On Good Friday 1966, Time issued their magazine with the cover emblazoned with just three words: Is God Dead? What followed was a firestorm; Christians once again feeling threatened by an ever more hostile culture, atheist and free-thinkers eagerly awaiting what they just knew would this time be final victory. But both the question itself, and what played out was really nothing new. To be sure the cover garnered much attention and sparked much debate, but it was really nothing new under the sun. The same question had been raised for centuries, millennia even. The truth is, the question of the death of God was first raised by Lucifer, when Eve, in some sense, agreed with him. It seems to me there truly is nothing new under the sun, not even a question about the death of God. Sure enough, thousands of years later Fredrich Nietzsche’s Madman asks the same ageless question: “Do we not hear the noise of the grave-diggers who are burying God? . . . What are these churches now, if they are not the tombs and monuments of God?” These are powerful and timeless questions that reside deep in the soul of most all men; questions that demand answers; questions that deserve answers. And that is precisely the intent of this weekly column, to look at the evidence available to help answer the timeless question: Is God dead? Whether you are a Christian, a Seeker, or a Non-believer, I welcome you to join along each week to consider the evidence for yourself.

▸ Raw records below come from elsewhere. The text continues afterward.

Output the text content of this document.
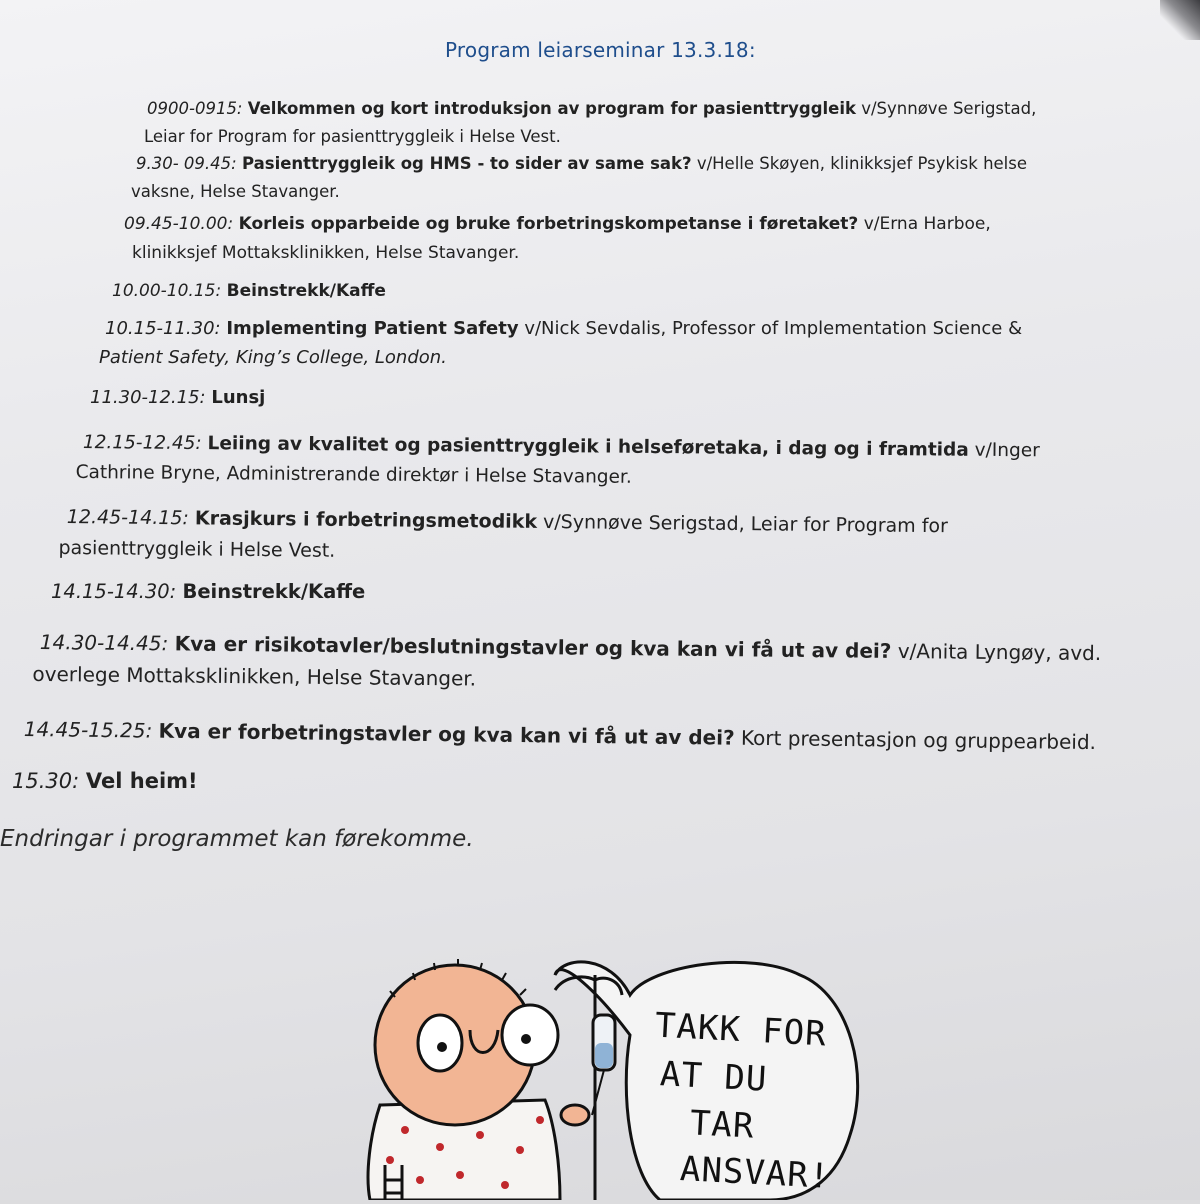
Program leiarseminar 13.3.18:
0900-0915: Velkommen og kort introduksjon av program for pasienttryggleik v/Synnøve Serigstad,
Leiar for Program for pasienttryggleik i Helse Vest.
9.30- 09.45: Pasienttryggleik og HMS - to sider av same sak? v/Helle Skøyen, klinikksjef Psykisk helse
vaksne, Helse Stavanger.
09.45-10.00: Korleis opparbeide og bruke forbetringskompetanse i føretaket? v/Erna Harboe,
klinikksjef Mottaksklinikken, Helse Stavanger.
10.00-10.15: Beinstrekk/Kaffe
10.15-11.30: Implementing Patient Safety v/Nick Sevdalis, Professor of Implementation Science &
Patient Safety, King’s College, London.
11.30-12.15: Lunsj
12.15-12.45: Leiing av kvalitet og pasienttryggleik i helseføretaka, i dag og i framtida v/Inger
Cathrine Bryne, Administrerande direktør i Helse Stavanger.
12.45-14.15: Krasjkurs i forbetringsmetodikk v/Synnøve Serigstad, Leiar for Program for
pasienttryggleik i Helse Vest.
14.15-14.30: Beinstrekk/Kaffe
14.30-14.45: Kva er risikotavler/beslutningstavler og kva kan vi få ut av dei? v/Anita Lyngøy, avd.
overlege Mottaksklinikken, Helse Stavanger.
14.45-15.25: Kva er forbetringstavler og kva kan vi få ut av dei? Kort presentasjon og gruppearbeid.
15.30: Vel heim!
Endringar i programmet kan førekomme.
TAKK FOR
AT DU
TAR
ANSVAR!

To begin to answer the question, Christian philosopher Charles Taylor may be on to something when he asks a related question: “Why was it virtually impossible not to believe in God in say, the year 1500,” while today things are so very different? In the year 1500 there really was no question as to whether you would believe in God. In fact, it was a foregone conclusion that anyone you met on the street would believe in God. Today, obviously, that is not the case. So, what changed? A lot of things have changed. But these things that have changed, as they relate to religion and belief in God, can be grouped into three broad categories. The first category is the natural world where in the year 1500, the natural world was seen as grand and constant testimony to the design and purpose of God. Looking into the cosmos there was no question who made the moon and stars, and who constantly kept the planets in perfect orbital motion. But the scientific revolution beginning in the 17th century eventually gave people a scientific theory about how the moon and the stars came into being without the help of God. In that way science gave people an option of belief.